First, there was the three-story home, which included two apartments, which he and Wanda lived in until a few years ago. They now live right next door in another three-story house.

"We built as the money came in because we didn’t want to go in debt," he said.

Spindle-filled banisters surround the two open floors above the main floor of their present house. Each of the approximately 400 spindles took about an hour each to make and finish, the shorter ones took about 30 minutes each, he said.

Right now, with the addition of a pacemaker, a second hip replacement, a screen for a hernia and hearing aids, Aukerman, 87, is still building. This time it’s a bathroom with a shower big enough for a wheelchair if it ever comes to that.

For a while after one of his hip replacements, he walked with a cane. Then he bought a 21-speed bicycle last fall and started bicycling as far up Small Tracts Road and Cemetery Hill as he could go.

"It strengthened my legs enough that my balance increased and now I no longer need the cane," he said.

To what does Aukerman attribute his vim and vigor? Good genes for one thing. His dad died at 98 and his mom at 102. Both were "sharp as a tack" right up to the end, he said.

Then there’s his personal philosophy.

"Don’t smoke, drink, do drugs or chew or run around with those who do because if you take care of your body, it will take care of you," is one of his favorite sayings.
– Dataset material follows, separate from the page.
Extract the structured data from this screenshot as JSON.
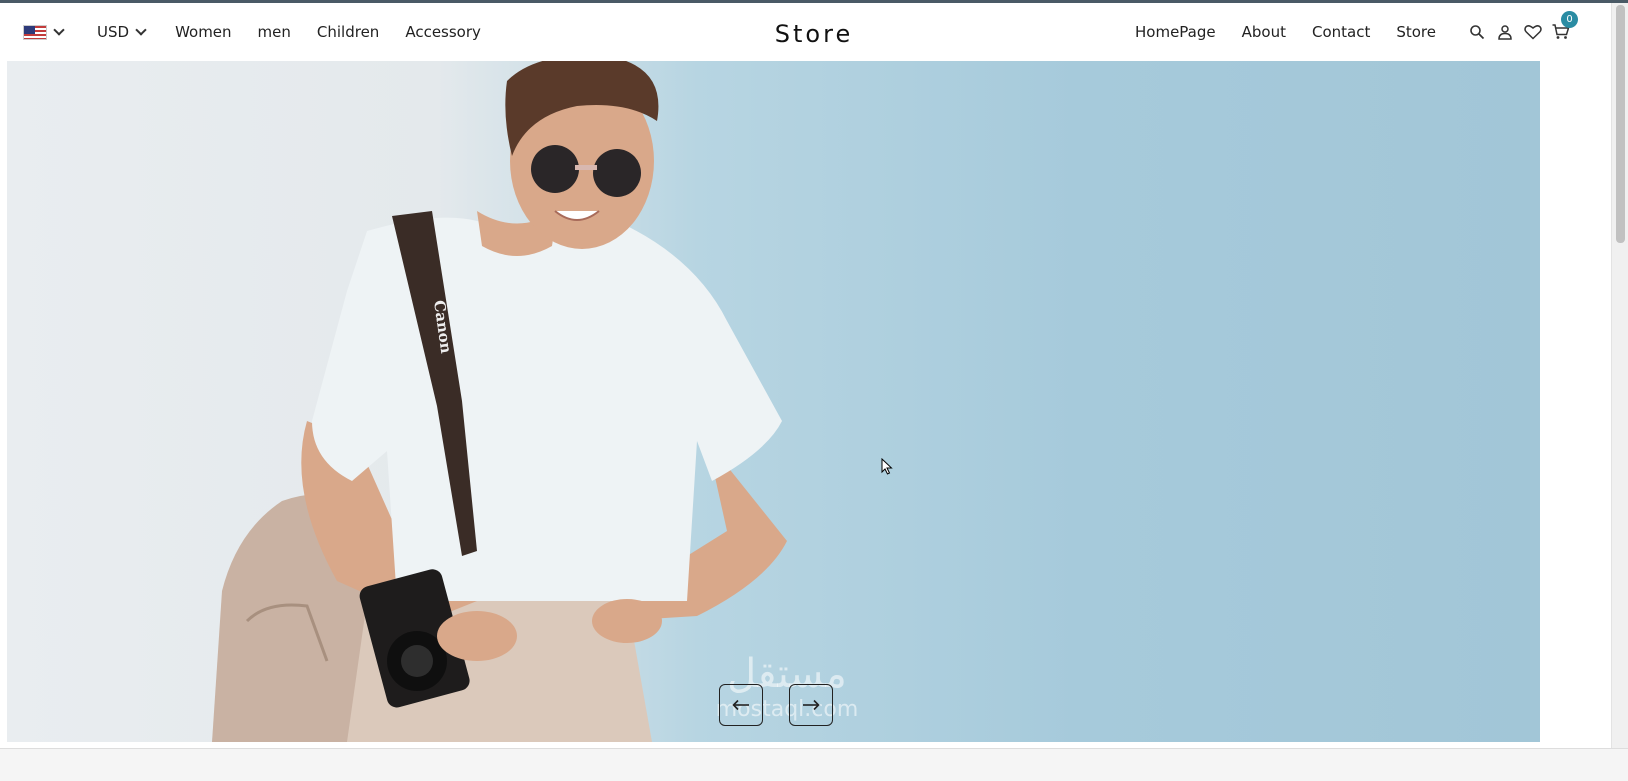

Aukerman loves living in the Chilkat Valley and drinking the "Alaska champagne" that comes from the spring on Mud Bay Road. He also keeps a close eye on what goes on across the water from him. He has a scope to watch the wolves, goats and extreme skiers and most recently the kite surfers in front of his house.

Sometimes he writes about what he sees. Recently he typed for four hours as he recorded all the behavior of two groups of wolves eating two mountain goats in separate locations near the Boot Hill Slide. His next plan is to write a book.

Though he and Wanda have a flat-screen television, Aukerman says he tries not to watch it too much. "Television can bring the troubles of the world into your living room," he said. "And then you can’t whistle."